How to continue cascaded pipeline commands after a failure

Tee (in Linux) has an option that ignores pipe failures.

a-command | tee --output-error=warn logfile.txt | myscript

When myscript fails or is killed, a-command continues to run and the log continues to grow.

You can rerun your script, and have it exit when it catches up the last complete block of the log:

myscript < logfile.txt

You can rerun your script, and have it wait for additions when it catches up.

tail -999999f < logfile.txt | myscript

A more complex example, contained in a Bash script.

logger represents your a-command. It generates 36 permutations of a short string, one per second. All the output is teed to 593580.log.

awk represents your "myscript". It prints a subset of the input.

wdog is my watchdog utility. -d 5 makes it debug its actions. -t 25 makes it timeout the process under control (the awk) after 25 seconds, with a SIGUSR1. This just saves me manually running a kill to simulate your script failure -- I like repeatable tests.

When the awk goes away, the cat in the same compound command gets to read the pipe, and copies the remaining data to a duplicate log. So you can re-run your script against the full log, or the unprocessed data only, and you can compare the two logs to find exactly where you crashed.

Alternatively, you can cat >/dev/null, just to keep the pipe alive so logger continues to run.

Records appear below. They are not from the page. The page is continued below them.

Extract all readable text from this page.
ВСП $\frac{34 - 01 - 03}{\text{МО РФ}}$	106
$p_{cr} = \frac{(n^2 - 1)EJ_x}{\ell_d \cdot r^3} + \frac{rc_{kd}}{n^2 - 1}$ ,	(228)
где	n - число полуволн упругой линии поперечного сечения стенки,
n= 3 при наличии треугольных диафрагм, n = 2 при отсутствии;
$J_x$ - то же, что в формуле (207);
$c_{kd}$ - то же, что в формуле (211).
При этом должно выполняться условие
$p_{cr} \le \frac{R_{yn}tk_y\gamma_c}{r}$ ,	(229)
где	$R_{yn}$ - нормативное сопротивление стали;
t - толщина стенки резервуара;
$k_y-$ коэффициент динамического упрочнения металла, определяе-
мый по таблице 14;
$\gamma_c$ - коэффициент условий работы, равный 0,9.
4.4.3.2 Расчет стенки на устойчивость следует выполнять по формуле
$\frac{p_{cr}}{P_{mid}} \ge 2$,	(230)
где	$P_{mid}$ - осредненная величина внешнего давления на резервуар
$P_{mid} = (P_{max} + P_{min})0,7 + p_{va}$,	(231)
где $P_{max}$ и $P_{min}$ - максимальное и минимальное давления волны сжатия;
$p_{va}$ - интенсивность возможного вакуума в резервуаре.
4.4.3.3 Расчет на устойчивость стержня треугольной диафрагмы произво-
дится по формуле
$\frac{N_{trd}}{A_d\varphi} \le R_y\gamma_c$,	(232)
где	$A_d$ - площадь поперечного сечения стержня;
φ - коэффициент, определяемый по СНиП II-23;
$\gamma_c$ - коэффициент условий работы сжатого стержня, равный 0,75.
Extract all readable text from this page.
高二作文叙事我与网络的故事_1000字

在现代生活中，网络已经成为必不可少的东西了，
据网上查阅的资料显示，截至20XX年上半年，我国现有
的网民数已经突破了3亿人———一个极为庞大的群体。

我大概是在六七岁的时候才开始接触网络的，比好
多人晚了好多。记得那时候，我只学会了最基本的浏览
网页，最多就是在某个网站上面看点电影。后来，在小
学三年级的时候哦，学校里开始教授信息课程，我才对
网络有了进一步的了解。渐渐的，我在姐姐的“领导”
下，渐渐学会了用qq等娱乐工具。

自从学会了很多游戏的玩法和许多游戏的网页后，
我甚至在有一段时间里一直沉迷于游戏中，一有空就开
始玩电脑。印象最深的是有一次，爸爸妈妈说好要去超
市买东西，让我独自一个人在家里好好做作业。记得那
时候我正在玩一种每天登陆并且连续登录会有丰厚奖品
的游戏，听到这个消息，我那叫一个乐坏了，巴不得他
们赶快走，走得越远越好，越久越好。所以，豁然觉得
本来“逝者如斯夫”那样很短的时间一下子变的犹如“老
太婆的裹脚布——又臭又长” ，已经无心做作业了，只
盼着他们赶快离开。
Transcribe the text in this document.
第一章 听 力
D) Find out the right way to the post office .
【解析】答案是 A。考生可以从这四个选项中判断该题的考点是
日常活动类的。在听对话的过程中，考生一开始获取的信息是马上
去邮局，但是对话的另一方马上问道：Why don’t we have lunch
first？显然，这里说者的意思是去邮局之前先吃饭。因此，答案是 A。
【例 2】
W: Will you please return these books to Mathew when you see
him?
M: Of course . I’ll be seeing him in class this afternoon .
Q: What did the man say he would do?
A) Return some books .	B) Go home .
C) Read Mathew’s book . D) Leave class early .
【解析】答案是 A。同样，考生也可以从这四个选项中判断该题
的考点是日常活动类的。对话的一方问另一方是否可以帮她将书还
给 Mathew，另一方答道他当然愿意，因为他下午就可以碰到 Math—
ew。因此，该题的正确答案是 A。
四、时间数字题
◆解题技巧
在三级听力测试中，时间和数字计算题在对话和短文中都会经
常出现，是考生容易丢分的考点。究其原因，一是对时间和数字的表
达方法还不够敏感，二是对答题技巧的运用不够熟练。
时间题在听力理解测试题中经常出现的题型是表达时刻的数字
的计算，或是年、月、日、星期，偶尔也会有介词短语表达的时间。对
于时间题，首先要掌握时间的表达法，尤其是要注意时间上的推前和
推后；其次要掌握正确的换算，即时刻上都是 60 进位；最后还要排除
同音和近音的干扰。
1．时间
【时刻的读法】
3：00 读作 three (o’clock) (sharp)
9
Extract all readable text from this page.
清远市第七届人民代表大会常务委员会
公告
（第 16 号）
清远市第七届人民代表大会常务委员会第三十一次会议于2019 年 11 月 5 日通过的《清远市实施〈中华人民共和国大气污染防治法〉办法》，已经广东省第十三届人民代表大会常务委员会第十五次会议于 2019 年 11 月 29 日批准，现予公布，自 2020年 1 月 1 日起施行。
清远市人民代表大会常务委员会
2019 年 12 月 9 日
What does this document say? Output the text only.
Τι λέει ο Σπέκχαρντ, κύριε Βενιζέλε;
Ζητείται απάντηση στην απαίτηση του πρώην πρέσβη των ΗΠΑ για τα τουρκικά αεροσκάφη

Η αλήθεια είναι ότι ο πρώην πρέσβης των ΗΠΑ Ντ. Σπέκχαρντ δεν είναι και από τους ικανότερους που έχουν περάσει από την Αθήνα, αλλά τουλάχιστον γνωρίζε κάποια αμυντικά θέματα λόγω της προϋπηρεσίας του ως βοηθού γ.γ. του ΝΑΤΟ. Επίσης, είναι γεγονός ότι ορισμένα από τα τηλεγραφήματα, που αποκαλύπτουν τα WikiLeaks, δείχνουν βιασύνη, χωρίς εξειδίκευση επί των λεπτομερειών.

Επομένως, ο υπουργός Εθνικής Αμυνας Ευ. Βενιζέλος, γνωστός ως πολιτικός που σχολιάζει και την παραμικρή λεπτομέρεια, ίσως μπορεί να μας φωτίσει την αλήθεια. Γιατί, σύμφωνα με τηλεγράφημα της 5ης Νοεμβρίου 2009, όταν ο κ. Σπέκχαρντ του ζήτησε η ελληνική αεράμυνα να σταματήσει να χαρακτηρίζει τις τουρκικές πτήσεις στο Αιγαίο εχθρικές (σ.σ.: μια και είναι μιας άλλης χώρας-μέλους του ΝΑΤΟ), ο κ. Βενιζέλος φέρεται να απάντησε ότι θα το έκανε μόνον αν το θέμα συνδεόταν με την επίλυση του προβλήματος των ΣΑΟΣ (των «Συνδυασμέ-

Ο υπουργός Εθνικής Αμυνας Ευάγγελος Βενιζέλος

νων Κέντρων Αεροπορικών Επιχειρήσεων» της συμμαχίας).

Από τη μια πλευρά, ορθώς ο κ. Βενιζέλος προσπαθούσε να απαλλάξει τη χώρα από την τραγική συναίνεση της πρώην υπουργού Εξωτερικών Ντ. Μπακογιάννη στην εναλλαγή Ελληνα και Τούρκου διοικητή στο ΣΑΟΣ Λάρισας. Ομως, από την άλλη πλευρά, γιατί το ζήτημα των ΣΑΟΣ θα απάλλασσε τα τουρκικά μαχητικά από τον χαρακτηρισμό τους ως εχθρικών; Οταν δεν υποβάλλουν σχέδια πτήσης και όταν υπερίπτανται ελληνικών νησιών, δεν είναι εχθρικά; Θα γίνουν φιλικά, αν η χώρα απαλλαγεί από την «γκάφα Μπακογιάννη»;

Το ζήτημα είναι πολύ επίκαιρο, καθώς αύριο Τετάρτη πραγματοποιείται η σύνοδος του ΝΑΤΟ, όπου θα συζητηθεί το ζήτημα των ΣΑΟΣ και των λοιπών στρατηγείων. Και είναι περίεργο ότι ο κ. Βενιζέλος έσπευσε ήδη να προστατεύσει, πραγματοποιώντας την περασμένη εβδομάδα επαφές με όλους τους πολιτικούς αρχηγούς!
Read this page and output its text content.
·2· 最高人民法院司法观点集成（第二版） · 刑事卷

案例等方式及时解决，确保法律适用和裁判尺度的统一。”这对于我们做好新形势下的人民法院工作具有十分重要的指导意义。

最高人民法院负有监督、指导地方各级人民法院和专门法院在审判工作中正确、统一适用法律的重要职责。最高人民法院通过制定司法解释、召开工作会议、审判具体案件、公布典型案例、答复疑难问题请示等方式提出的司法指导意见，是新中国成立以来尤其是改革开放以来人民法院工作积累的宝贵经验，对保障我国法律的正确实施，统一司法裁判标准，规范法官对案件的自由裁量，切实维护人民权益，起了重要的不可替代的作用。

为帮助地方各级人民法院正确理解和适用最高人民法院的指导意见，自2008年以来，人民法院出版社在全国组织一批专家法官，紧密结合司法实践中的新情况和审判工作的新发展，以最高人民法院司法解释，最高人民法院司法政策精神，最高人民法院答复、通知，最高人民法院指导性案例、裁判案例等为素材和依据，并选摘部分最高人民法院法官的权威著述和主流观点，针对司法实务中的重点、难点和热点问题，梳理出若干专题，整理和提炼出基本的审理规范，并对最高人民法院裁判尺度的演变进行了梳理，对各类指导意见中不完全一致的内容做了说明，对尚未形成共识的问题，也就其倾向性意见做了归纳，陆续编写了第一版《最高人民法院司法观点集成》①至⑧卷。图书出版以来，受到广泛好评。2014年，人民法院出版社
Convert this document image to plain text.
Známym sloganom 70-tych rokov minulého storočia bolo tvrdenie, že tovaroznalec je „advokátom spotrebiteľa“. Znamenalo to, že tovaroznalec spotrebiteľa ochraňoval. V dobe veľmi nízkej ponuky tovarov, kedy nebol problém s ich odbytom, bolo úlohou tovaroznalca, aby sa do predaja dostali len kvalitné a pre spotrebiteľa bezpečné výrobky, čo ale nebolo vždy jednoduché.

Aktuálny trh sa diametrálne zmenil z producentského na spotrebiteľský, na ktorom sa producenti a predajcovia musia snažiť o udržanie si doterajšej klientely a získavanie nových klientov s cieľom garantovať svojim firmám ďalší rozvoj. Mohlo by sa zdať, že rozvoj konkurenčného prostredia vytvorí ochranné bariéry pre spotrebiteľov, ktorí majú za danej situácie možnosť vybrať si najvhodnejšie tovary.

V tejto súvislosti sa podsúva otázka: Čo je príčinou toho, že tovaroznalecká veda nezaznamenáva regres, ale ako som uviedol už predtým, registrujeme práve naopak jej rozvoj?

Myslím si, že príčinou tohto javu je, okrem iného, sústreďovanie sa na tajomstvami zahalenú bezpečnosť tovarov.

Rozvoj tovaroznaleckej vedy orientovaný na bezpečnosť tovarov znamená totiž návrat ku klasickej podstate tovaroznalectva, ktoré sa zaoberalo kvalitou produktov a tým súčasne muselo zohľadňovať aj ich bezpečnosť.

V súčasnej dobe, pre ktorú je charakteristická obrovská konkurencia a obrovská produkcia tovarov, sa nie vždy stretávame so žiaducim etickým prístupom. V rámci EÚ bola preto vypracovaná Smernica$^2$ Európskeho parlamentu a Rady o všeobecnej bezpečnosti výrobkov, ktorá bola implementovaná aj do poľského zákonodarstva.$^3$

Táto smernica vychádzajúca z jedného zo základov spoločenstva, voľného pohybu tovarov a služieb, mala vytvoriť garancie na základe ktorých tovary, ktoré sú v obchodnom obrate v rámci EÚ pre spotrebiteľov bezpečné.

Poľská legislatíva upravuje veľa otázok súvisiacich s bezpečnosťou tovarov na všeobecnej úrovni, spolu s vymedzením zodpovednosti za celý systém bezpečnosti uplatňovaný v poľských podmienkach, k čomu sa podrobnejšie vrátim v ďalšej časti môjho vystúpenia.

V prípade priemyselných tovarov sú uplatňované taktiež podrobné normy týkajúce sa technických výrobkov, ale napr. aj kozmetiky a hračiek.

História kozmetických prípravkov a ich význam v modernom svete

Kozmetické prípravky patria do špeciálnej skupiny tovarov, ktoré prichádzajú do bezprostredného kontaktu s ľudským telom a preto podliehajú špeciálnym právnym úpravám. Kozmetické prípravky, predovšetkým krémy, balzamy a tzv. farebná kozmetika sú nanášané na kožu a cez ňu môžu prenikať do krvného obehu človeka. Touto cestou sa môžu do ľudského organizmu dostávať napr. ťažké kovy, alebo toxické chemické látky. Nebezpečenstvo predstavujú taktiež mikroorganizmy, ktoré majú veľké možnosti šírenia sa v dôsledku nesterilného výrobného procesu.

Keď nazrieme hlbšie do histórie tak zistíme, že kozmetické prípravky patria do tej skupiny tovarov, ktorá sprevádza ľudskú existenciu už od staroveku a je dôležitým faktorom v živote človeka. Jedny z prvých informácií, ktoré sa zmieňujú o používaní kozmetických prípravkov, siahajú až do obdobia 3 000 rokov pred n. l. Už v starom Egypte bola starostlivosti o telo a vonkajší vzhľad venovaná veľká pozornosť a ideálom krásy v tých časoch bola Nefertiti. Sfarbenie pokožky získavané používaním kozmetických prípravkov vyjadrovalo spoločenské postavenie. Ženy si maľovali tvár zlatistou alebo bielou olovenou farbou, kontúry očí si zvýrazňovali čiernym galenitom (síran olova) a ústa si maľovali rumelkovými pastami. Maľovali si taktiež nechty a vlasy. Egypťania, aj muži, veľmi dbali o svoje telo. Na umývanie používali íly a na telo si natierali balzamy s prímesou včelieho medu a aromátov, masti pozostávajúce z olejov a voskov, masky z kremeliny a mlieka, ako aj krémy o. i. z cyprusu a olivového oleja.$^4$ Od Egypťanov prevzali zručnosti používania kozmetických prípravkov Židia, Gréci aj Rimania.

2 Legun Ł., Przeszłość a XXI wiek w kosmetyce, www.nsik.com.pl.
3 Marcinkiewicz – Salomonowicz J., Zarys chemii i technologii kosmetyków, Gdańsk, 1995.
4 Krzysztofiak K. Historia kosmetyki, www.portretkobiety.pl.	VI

Both the logfile copies seem to be line-buffered: tail -f shows then in real-time.

The example script:

#! /bin/bash

logger () {

    for Q in {0..1}{A..C}{A..F}; do
        printf '%s\n' "${Q}"
        sleep 1
    done
}
    
AWK='
/C/ { printf ("awk %d %s\n", NR, $0); }
'

    logger | tee 593580.log | 
        { 
            date
            wdog -d 5 -t 25 awk "${AWK}"
            date
            cat > 593580.add 
            date
        }

The test run:

paul $ ./593580
Thu 18 Jun 15:35:24 BST 2020
wdog       25.000| Thu Jun 18 15:35:49.574 2020
wdog 15:35:24.574| Started awk as 14035
awk 3 0AC
wdog 15:35:29.579| Tick
awk 9 0BC
wdog 15:35:34.583| Tick
awk 13 0CA
awk 14 0CB
awk 15 0CC
wdog 15:35:39.586| Tick
awk 16 0CD
awk 17 0CE
awk 18 0CF
wdog 15:35:44.591| Tick
awk 21 1AC
wdog 15:35:49.579| Tick
wdog 15:35:49.579| Timed out child 14035 with signal 10
wdog 15:35:49.580| Child 14035 terminated with signal 10
Thu 18 Jun 15:35:49 BST 2020
Thu 18 Jun 15:36:00 BST 2020
paul $ 

a-command | tee logfile.txt | { myscript; cat >/dev/null; }

This would run your pipeline as usual at first, until myscript terminates (for whatever reason). At that point, cat would take over reading from tee until there in no more data arriving. The data read by cat is discarded by piping it to /dev/null.

If a-command finishes without myscript ending/failing first, myscript would fail to read more data and would presumably terminate (?). At the point when myscript terminates, cat is started, but as there is no more data to read, it would immediately terminate and the pipeline would be done.


Addressing TooTea's comment about making sure that we still get the correct exit status for the pipeline:

a-command | tee logfile.txt | ( myscript; err=$?; cat >/dev/null; exit "$err" )